BF: Certainly. I think for Mitch and Josh, who are a little bit younger than the rest of us, there was a little bit less of that, although those guys are still into a lot of those bands like Nirvana, Soundgarden and Pearl Jam. But for me, I'm 31 now, so when the '90s were happening and all the grunge stuff was happening, this was right when I was in high school, and that was like my big thing. I loved all those bands and identified with all those bands, and those bands were my gateway into other things like punk and hardcore.
And I know for Matthew and Andy, those guys really bonded over Alice and Chains and Pearl Jam and Nirvana and all that stuff. So, yeah, we definitely love all that stuff, and it's funny, because we always get compared to Eyehategod and Crowbar — bands like that from the South, just because we're from Louisiana, and the music we play has feedback and screaming and blah blah blah. And we definitely take something from those bands, but I always tell people that I think we take a lot more from grunge bands — from that spirit and that emotional feeling — than we do from the Eyehategods or whatever.
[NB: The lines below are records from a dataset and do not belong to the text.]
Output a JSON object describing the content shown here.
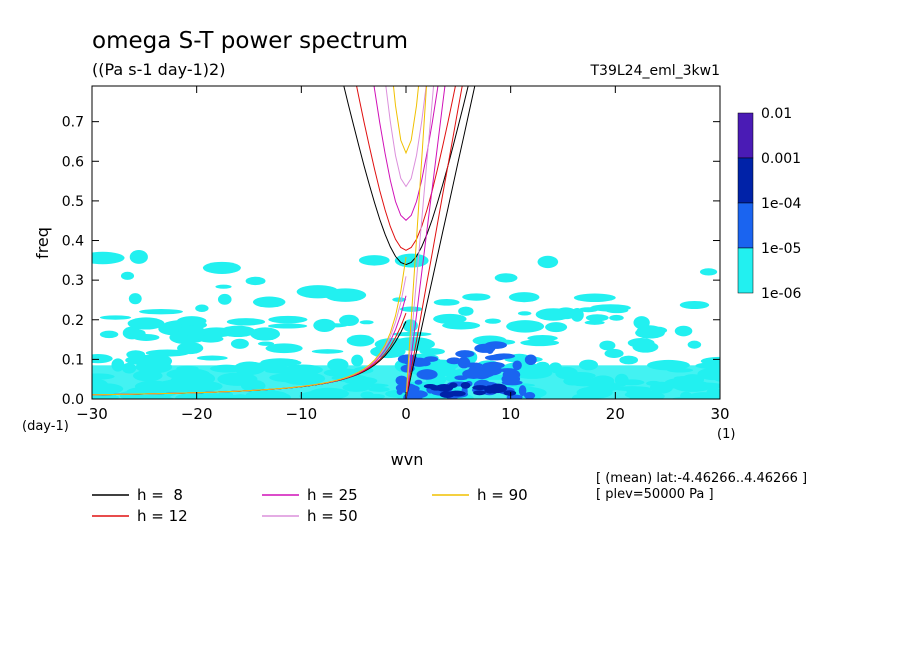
{
  "chart_data": {
    "type": "heatmap",
    "title": "omega S-T power spectrum",
    "subtitle": "((Pa s-1 day-1)2)",
    "run_label": "T39L24_eml_3kw1",
    "xlabel": "wvn",
    "ylabel": "freq",
    "x_unit": "(1)",
    "y_unit": "(day-1)",
    "xlim": [
      -30,
      30
    ],
    "ylim": [
      0,
      0.79
    ],
    "x_ticks": [
      "-30",
      "-20",
      "-10",
      "0",
      "10",
      "20",
      "30"
    ],
    "y_ticks": [
      "0.0",
      "0.1",
      "0.2",
      "0.3",
      "0.4",
      "0.5",
      "0.6",
      "0.7"
    ],
    "colorbar": {
      "levels": [
        "0.01",
        "0.001",
        "1e-04",
        "1e-05",
        "1e-06"
      ],
      "colors": [
        "#4a1bb5",
        "#0022a8",
        "#1a64f0",
        "#22f0f0"
      ]
    },
    "series": [
      {
        "name": "h =  8",
        "h": 8,
        "color": "#000000"
      },
      {
        "name": "h = 12",
        "h": 12,
        "color": "#e01010"
      },
      {
        "name": "h = 25",
        "h": 25,
        "color": "#d010b8"
      },
      {
        "name": "h = 50",
        "h": 50,
        "color": "#dc90dc"
      },
      {
        "name": "h = 90",
        "h": 90,
        "color": "#f0c000"
      }
    ],
    "info_lines": [
      "[ (mean) lat:-4.46266..4.46266 ]",
      "[ plev=50000 Pa ]"
    ],
    "grid": false,
    "legend_position": "bottom"
  }
}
NPR: This past week, I've interviewed both David Bazan and Damien Jurado about their live covers from around the turn of the millennium. Oddly enough, both prefigured some of their darkest albums (Control and Ghost of David, respectively). Aesthetically, Thou is already pretty damn dark and bleak, but does this song inhabit a certain frame of mind for you?
BF: Yes, but in more the sense that — what's the cliché? "The darkest hour before the dawn." All the stuff around when we recorded that cover and when we recorded Summit — that whole era for us, all that music was us trying to sort of write more of a positive record. Not that it sort of overtly comes across as a positive record, but thematically and emotionally, it's trying to push toward something. And I feel like that's where that Nirvana cover embodies that spirit, as far as being at the very bottom and having to push your way out of that and move forward. I feel like that song really brings about emotions of just being completely crushed and obliterated, and now the only thing you can do is dig yourself out of that hole and rebuild yourself.
NPR: Does "Something in the Way" mean something different now from when you first heard it?
BF: I don't know if it necessarily means something different for me, but I feel like it's been... The feeling of alienation and melancholy and desperation that I find when I listen to that song — when I listen to a lot of Nirvana songs — has sort of been reaffirmed. I mean, I'm not as socially maladjusted now as I was when I was in high school and first started listening to Nirvana. But I feel like, even so, my personal beliefs and my interactions with people and the idea of being let down a lot of times by other people, or feeling like you can't fit in — I feel like that's just sort of been reaffirmed and maybe colored in a more complex way. I wouldn't necessarily say the song means something different, but I would say the emotions and the way I look at it are a lot more complicated than they were; a lot more developed, while still retaining those same feelings.